Вспомнив о Меги-беке, Марина рассудила, что надёжней было бы отправить своё посольство в Персию, а не полагаться на заверения русобородого гуляки, который, похоже, сам не торопится в обратный путь. Она тут же поделилась своими мыслями с Мело, и монах согласился с ней, продолжив выкладывать доводы в пользу союза с Ходкевичем. Он говорил уже о долге каждого католика способствовать всеми силами достойному преемнику апостола Петра — Папе Римскому.
— Добже, — согласилась со всеми доводами Марина. Она уже совершенно успокоилась и пришла в себя.
— Бене[80], — в свой черёд одобрительно молвил монах.
Им не нужны были лишние слова.
Закончив важный разговор, Марина задумалась о том, чем умаслить обиженную ей Казановскую, а Мело помыслил о мессе. Однако ему захотелось как-то по-особому выказать своё расположение к шляхтянке, и он похвалил её тонкий вкус, указав на дивную пелену. Марине была лестна всякая похвала. Мело полюбопытствовал, где раздобыто рукоделие. Увы, она не знала. А если бы знала — уклонилась бы от прямого ответа. Пелена была похищена для подарка Марине разбойной прислугой Отрепьева из Архангельского собора Московского кремля во время её свадьбы...
2
Открылась коварная измена, когда Трубецкой пребывал в поместной избе: не так влекли боярина и воеводу бранные заботы, как сутяжные земельные раздачи.
Несколько детей боярских втащили в избу и кинули к ногам оторопевшего Дмитрия Тимофеевича молодого поляка в растерзанном кунтуше с мишурными галунами. Следом быстро вошёл осанистый ротмистр Павел Хмелевский, коего боярин знал по тушинскому лагерю, но которому изумился, давно считая его за противника, ибо ротмистр воевал на стороне Ходкевича и сиживал в осаде за кремлёвскими стенами.

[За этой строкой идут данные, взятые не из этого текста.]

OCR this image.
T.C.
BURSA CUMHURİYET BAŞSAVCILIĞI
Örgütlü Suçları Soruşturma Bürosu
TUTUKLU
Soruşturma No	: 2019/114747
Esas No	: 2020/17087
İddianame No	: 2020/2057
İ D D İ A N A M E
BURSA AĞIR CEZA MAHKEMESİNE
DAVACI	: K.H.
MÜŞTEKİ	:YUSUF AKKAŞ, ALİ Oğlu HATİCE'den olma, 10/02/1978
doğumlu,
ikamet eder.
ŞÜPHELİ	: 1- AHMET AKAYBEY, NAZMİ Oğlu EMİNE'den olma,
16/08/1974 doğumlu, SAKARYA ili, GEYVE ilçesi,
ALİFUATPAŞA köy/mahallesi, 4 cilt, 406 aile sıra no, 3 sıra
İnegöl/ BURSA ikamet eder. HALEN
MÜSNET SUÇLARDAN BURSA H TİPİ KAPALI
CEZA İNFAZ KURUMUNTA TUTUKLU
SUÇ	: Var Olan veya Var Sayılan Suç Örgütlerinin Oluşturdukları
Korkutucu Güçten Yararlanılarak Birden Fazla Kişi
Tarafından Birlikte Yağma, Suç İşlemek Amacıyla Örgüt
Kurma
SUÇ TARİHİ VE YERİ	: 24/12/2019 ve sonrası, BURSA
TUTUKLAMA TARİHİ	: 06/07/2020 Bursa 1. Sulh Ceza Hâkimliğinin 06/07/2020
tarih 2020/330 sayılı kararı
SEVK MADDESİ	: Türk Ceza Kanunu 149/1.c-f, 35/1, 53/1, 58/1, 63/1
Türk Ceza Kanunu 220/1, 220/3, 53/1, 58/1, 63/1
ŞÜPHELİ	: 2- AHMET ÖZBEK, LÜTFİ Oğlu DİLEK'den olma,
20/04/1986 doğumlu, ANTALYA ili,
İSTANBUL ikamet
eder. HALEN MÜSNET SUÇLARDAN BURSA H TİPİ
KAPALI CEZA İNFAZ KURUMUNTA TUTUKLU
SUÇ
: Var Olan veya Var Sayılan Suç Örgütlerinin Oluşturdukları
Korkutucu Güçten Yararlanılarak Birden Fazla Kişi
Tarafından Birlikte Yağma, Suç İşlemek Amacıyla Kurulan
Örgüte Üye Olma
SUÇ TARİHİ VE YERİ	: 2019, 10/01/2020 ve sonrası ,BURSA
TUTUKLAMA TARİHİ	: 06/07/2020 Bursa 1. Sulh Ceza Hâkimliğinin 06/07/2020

То багроветь, то бледнеть стал Дмитрий Тимофеевич, как только ратники принялись расспрашивать ротмистра, указывая на поверженного молодца:
— Сё не лазутчик ли Бориславский, что тайно послан Ходкевичем к Заруцкому и взят Заруцким на земскую службу?
— Так, Панове, — согласно кивал Хмелевский, переводя горячий смелый взгляд с одного допытчика на другого.
— Верно ли, что ездил надысь сей лазутчик к Ходкевичу в Рогачев, воротился с грамотой, а Заруцкий оную скрыл?
— То правда, Панове.
— А не сговор ли Заруцкий с Ходкевичем затевают?
— До дьябла! Правда свята, Панове, — жмову!
И путая польскую речь с русской, Хмелевский взялся расписывать, как ему довелось узнать о связи польного гетмана с казацким атаманом, которую он посчитал бесчестьем.
Глаза у Хмелевского были ясные, необманные.
Дмитрий Тимофеевич, придя в себя, стал вглядываться в ротмистра и гадать: то ли Заруцкому за что-то хотел отомстить Павел, то ли с Ходкевичем свести какие-то счёты. Но покуда никакая догадка не приходила в тяжёлую, тугодумную голову боярина. Трубецкой вяло мыслил. И всегда брал не столько умом, сколько нахрапом.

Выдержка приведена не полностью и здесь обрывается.